Monday 16 January 2023

Income inequality

 Television news this morning showed troops of protestors trudging through the Swiss snow to plant their banners before the great and good at their annual meeting in Davos. Time, that pillar of publishing in the centre of capitalism, reported in 2019 on the reasons. 

Governments, companies and civil society must take drastic measures to reduce global inequality in order to improve lives, save the environment and stem rising populism, experts gathered at the World Economic Forum's annual meeting in Davos, Switzerland, said Friday at a panel called ‘The Cost of Inequality.’

The panel, developed in partnership with TIME and moderated by TIME's CEO and Editor-in-Chief Edward Felsenthal, met to discuss the ways inequality has contributed to a populist backlash around the world.

One of the top issued raised by panelists was the assertion that multinational corporations and the very wealthy are not paying "their fair share" of taxes.

“No one is talking about tax evasion," said the historian Rutger Bregman of those gathered at Davos. "I feel like I’m at a firefighters' conference and nobody is allowed to talk about water.”

Also high on the agenda was the recognition that low corporate tax rates, today the policy of many governments around the world, are a relatively recent historical phenomenon. "Governments have chosen not to tax fairly, to get rich companies and rich people to pay their fair share of taxes," said Winnie Byanyima, Oxfam International's executive director. "Because they don't collect those taxes, they don't put enough money into health, education and social protection of their people."

The result is rising levels of inequality around the world.
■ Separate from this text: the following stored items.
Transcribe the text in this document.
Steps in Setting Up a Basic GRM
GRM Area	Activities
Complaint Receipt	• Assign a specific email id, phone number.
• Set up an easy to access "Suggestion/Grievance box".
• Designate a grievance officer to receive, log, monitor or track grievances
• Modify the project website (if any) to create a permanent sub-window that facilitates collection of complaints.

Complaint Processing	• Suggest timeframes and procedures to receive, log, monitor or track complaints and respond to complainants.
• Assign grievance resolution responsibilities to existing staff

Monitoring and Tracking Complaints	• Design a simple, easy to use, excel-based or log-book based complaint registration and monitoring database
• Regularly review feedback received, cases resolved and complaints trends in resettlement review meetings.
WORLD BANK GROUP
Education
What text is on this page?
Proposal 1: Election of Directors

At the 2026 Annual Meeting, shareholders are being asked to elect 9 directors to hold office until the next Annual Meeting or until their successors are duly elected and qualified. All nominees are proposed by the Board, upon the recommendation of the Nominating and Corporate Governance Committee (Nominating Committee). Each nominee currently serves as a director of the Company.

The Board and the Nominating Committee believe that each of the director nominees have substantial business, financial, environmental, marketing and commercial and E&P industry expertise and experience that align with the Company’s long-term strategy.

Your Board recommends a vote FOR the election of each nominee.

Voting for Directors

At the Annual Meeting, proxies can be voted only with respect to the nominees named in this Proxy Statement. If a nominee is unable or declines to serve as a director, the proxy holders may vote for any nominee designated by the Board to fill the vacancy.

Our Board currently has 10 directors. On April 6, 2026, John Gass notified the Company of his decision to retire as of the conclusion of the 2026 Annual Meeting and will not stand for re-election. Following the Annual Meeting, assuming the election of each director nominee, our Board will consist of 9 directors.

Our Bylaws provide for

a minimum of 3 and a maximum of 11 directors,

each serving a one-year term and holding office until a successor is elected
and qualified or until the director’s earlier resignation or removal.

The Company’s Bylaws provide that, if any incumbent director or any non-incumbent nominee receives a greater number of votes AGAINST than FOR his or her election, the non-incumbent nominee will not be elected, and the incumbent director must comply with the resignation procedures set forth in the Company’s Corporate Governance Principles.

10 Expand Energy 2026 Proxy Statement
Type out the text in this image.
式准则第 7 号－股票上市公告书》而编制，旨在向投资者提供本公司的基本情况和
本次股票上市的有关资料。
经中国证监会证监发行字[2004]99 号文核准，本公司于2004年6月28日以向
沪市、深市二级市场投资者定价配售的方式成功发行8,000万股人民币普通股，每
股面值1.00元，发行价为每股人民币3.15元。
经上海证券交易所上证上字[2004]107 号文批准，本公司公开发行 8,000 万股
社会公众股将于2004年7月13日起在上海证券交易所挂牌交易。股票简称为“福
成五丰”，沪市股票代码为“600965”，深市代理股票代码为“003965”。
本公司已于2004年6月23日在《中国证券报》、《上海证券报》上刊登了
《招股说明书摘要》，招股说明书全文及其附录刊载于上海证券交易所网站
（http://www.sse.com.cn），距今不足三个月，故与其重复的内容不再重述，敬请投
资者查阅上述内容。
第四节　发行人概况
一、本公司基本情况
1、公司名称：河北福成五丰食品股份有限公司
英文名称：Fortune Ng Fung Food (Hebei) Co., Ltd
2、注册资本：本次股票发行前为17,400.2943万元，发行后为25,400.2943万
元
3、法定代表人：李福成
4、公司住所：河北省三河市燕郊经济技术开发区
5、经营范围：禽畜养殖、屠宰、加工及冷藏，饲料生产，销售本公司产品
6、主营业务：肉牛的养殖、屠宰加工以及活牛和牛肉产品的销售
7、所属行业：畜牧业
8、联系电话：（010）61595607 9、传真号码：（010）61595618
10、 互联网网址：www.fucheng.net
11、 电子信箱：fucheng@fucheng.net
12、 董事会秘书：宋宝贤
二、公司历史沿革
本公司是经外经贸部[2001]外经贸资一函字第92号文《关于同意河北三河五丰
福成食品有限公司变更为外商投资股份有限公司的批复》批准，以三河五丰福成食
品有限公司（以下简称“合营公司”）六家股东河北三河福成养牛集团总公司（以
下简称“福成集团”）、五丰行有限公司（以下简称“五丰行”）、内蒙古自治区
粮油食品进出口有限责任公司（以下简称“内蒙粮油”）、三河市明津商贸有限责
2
According to a recent Oxfam report timed to coincide with Davos 2019, 26 billionaires had the same wealth as the poorest 3.8 billion people combined. About half of the world’s population lives off less than $6 per day.

Things have not improved since, according to Oxfam's latest report.
The world’s top 1 percent grab bed nearly two-thirds of the $42 trillion in new wealth created since 2020, Oxfam says in a new report released to coincide with the annual meeting of the World Economic Forum. The share was almost twice as much money as the amount obtained by the bottom 99 percent of the world’s population, according to Oxfam’s “Survival of the Richest” report.